Maybe I'm bitter (aka: still recovering from a recent semester) but this is yet another book that shows college as a glamorous party haven. Although, the girls are seen grabbing textbooks and sighing over library books, the full experience of college isn't actually shown??? I mean, come on. Where are the consistent emails from your professor? Group chats? An overrun coffee machine? (The girls were usually seen skipping class or smoking in their dorm rooms.)

"Aubrey's thinking about taking Renaissance Painting and a bunch of other floofy stuff," Jenny said, smiling.

"Floofy?" Kate said, and laughed. "You're too much."

"You're saying those courses aren't practical," Aubrey said. "I get it, but why come to Carlisle if not to study things that inspire me?"

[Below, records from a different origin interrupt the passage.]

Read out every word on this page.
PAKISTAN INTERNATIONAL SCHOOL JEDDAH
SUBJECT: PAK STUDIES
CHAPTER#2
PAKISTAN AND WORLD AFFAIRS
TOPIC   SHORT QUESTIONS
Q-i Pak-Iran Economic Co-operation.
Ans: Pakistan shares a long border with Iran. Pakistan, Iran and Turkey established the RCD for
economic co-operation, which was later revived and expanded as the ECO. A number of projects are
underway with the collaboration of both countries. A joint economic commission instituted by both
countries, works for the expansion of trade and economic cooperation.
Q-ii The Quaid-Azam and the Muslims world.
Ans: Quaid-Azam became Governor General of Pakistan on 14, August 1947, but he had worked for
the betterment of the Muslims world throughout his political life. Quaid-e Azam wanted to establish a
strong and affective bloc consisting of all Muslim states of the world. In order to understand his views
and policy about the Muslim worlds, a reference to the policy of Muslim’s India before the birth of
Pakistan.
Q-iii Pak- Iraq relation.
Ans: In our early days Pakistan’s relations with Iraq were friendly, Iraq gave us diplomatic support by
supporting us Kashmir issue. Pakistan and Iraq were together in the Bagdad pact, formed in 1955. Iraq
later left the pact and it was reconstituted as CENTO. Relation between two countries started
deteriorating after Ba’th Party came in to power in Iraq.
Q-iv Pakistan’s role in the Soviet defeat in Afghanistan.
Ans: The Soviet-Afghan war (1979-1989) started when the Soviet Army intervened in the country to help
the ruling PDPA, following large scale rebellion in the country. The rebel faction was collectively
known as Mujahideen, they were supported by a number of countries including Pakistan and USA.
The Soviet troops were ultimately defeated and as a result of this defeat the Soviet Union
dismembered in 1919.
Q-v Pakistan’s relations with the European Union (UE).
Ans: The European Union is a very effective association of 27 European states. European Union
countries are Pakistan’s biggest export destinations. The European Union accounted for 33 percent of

"Um, to get a job after?" Jenny said.

The book includes a flash-forward, twenty years into the future, and it's pretty terrifying. For these girls, at least. They deserved a Breaking Dawn: Part 2 plot twist, at least. They're all unhappily married, barely friends, and one of them has been murdered by one of their husbands. I truly didn't like how they interacted in general. I was originally going to say Kate was the unsung hero of this novel, but I'm going to stick with Jenny. Her life was so continuously unfortunate. There wasn't one focused POV, I believe this was a wild, undetermined case of third-POV, but she was always The Unappreciated Friend. One minute, they were trying to coddle Kate and the next, they were double-teaming her with their girl hatred. Dear, please.

The only real friends are Aubrey and Jenny. They held each other's hair back, stroll through Central Park on Thanksgiving, dried each other's tears, although Jenny is mostly seen doing that for Aubrey.

The twenty-year flashforward truly didn't belong. It was so cringey and outright sad. If this was simply a college-based novel on friendship and girlhood and first-time romance, it would've been great. Aubrey and Jenny had a great friendship, but when it carried into the future, .  I can only describe it as a shame. Definitely a pass.